While it may seem like the Federal Reserve has pulled off the miraculous task of bringing down inflation without causing a recession, Fed Chair Jerome Powell said the central bank hasn't crossed the finish line yet.

Powell said he's confident the economy isn't currently in a recession but "there's always a probability that there will be a recession in the next year."

There's a lot of uncertainty about the economic outlook with inflation above the Fed's 2% target, and the full effects of the central bank's cumulative rate hikes that kicked off last year have yet to be felt across the economy.

Even though inflation has been cooling down without a significant spike in the unemployment rate, there's no guarantee that will continue, Powell told reporters in a post-meeting press conference on Wednesday. "No one is declaring victory."

3:39 p.m. ET, December 13, 2023

The Federal Reserve's actions this year have had a powerful impact on housing

An aerial view shows a subdivision that has replaced the once rural landscape on July 19 in Hawthorn Woods, Illinois. Scott Olson/Getty Images

The Federal Reserve's actions this year had a powerful impact on housing in the United States.

The four quarter-point rate hikes between February and July of this year saw lingering inflation concerns stoke Treasury yields, sending them higher and dragging mortgage rates higher, too.

Mortgage rates tend to track the yield on 10-year US Treasuries, which move based on a combination of anticipation about the Fed's actions, what the Fed actually does and investors' reactions. When Treasury yields go up, so do mortgage rates; when they go down, mortgage rates tend to follow. While the Fed does not set the interest rates that borrowers pay on mortgages directly, its actions influence them.

The average rate for a 30-year, fixed-rate mortgage hit its lowest level this year at the beginning of February, at 6.09%. February saw existing home sales grow as buyers took advantage of mortgage rates that were lower than at the end of 2022.

But as mortgage rates have trended higher from February's low for the year, home sales have dropped every month since, falling from a seasonally adjusted annualized rate of 4.55 million in February to 3.79 million in October, the most recent monthly data. And that crushing sales volume has been because of high mortgage rates.

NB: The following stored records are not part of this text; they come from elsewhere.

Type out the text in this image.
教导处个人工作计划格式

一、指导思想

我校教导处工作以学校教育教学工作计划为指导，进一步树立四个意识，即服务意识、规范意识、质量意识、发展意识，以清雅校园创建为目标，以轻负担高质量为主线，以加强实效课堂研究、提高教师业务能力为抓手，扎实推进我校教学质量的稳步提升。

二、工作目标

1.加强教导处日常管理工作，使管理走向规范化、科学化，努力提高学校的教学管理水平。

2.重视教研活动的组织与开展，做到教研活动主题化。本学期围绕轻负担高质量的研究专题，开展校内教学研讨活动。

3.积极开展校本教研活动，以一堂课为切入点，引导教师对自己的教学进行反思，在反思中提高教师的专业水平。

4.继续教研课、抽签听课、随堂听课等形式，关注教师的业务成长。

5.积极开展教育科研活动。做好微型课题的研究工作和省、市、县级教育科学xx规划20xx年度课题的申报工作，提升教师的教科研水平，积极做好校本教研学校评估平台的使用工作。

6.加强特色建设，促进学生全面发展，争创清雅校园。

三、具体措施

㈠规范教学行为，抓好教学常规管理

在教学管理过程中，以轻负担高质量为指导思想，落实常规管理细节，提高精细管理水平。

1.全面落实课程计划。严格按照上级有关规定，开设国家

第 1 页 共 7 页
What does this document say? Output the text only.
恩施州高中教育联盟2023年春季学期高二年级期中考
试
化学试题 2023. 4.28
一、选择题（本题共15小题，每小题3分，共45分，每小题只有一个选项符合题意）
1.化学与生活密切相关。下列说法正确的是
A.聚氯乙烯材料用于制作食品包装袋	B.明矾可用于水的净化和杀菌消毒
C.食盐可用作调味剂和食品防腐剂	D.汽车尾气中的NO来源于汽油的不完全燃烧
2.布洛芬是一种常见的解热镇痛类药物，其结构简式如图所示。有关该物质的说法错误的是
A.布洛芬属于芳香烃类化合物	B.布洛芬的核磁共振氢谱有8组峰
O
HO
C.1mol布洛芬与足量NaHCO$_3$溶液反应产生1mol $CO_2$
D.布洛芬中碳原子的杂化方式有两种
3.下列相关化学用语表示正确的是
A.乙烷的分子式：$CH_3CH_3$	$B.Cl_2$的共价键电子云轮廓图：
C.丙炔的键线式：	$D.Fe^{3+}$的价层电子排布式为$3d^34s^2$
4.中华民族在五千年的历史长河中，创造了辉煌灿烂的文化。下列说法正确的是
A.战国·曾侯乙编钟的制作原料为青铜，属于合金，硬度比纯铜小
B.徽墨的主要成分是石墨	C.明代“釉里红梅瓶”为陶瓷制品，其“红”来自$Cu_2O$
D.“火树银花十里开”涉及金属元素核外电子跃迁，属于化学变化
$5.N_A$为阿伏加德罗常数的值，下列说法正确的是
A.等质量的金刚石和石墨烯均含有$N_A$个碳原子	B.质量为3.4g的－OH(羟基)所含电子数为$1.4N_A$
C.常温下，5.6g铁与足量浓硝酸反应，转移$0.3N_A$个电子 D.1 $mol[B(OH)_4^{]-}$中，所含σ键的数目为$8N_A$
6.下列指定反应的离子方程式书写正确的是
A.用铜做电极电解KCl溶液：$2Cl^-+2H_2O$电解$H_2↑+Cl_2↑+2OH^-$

Mortgage rates crossed over 7% in August, reached a high for the year of 7.79% in October and have come down since.

High rates also factor in to the exceptionally low inventory of homes to buy, another reason there are so few homes sold. Homeowners who bought or refinanced into ultra-low rates in the 2%, 3% or 4% range between 2020 and the beginning of 2022 are unwilling to sell and face buying a home at a much higher interest rate.

The housing market is looking for inflation to come under control, which will bring mortgage rates down. Analysts anticipate mortgage rates to fall moderately in 2024. A forecast from the National Association of Realtor's chief economist, Lawrence Yun predicts the average rate for 2024 will be 6.3%.